Watching Sally’s documenting of her husbands degenerative illness reminds me of my avoidance of my sister’s four year battle with cancer which she eventually died from. While this made me feel as if I should have documented my sister’s illness I realize that, that was not truly available to me at the time of her illness, as most of the time she was in Philadelphia getting’s treatment, or for the final two years of it I was away from home and only saw her when I came home for breaks and the last time when I spent two weeks at home when she was in the final stages of dying.
Since getting serious about photography I have often pondered about something I can do as a long-term project to document something about myself. Over the summer after taking some self-portraits, I discovered some old photography I had done where I had taken pictures of myself. Looking into it I found that there are in fact quite a few portraits of me taken by my mother, however I had posed myself for the camera. On top of that once I had a camera of my own I took pictures of myself that reflect how I thought of myself. I’m currently tracking down where a bunch of them got to and trying to figure out the chronology, to see how my self-image developed through photography. This is a major benefit of having a photographically prolific mother. One of the more difficult aspects of this is to accurately deduce the chronology of the pictures; another is to admit to myself what I actually thought of myself at that time.
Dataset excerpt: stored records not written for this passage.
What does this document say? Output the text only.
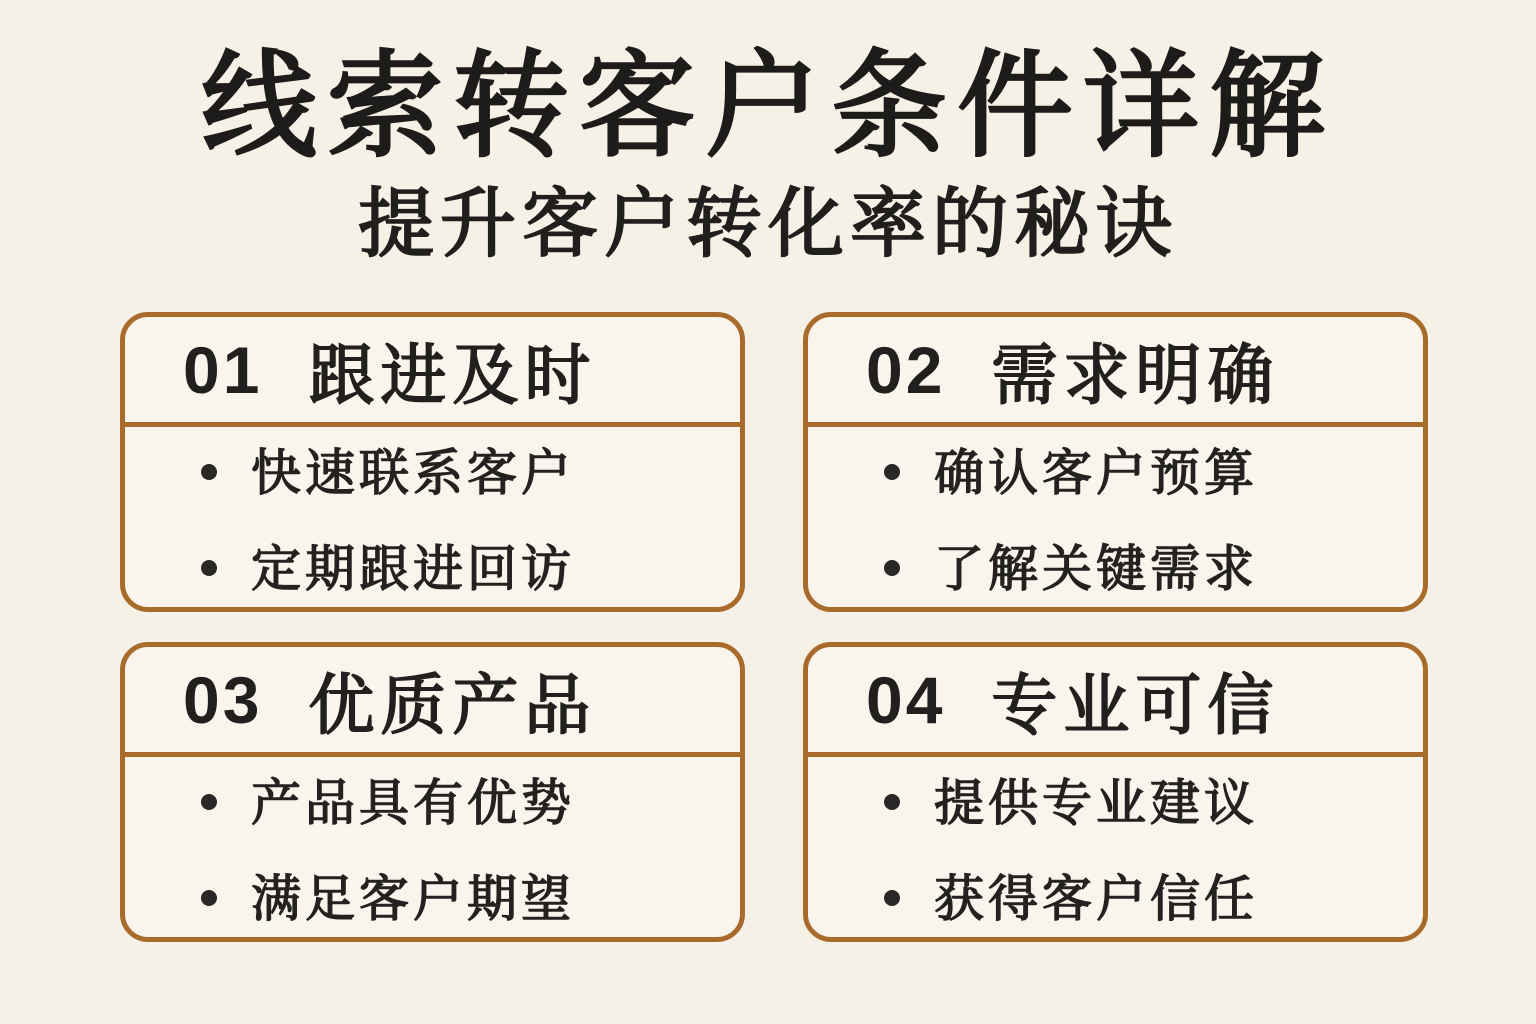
线索转客户条件详解
提升客户转化率的秘诀
01 跟进及时
快速联系客户
定期跟进回访
02 需求明确
确认客户预算
了解关键需求
03 优质产品
产品具有优势
满足客户期望
04 专业可信
提供专业建议
获得客户信任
Sally’s series on landscapes where a great many people have died is kind of a strange documentation to me. It is actually documenting a non-event. In many ways it is like the Carl Sandburg poem “Grass” which goes thusly:
Pile the bodies high at Austerlitz and Waterloo.
Shovel them under and let me work--
I am the grass; I cover all.
And pile them high at Gettysburg
And pile them high at Ypres and Verdun.
Shovel them under and let me work.
Two years, ten years, and the passengers ask the conductor:
What place is this?
Where are we now?
I am the grass.
Let me work.
However it resonates with me because of a project I thought up during the summer where I would look for old photos of things that happened in my childhood and go back to that spot, and position my camera the same way the camera in the picture was. Of course there will be no one in the picture and it will be essentially a landscape or still life, but it is a record of the change after something happens. With Sally being a southerner civil war battlefields are places where great events occurred and the memory of those events is remembered in the collective stories of small southern towns. I am a Italian Mick from New Jersey, all my great events occurred around family events and happened much more recently than the civil war. This means that there has been less time for there to be change, but living in an urban environment leads to there being a great deal of change in 10 years as opposed to a preserved civil war battlefield. Also my project uses juxtaposition.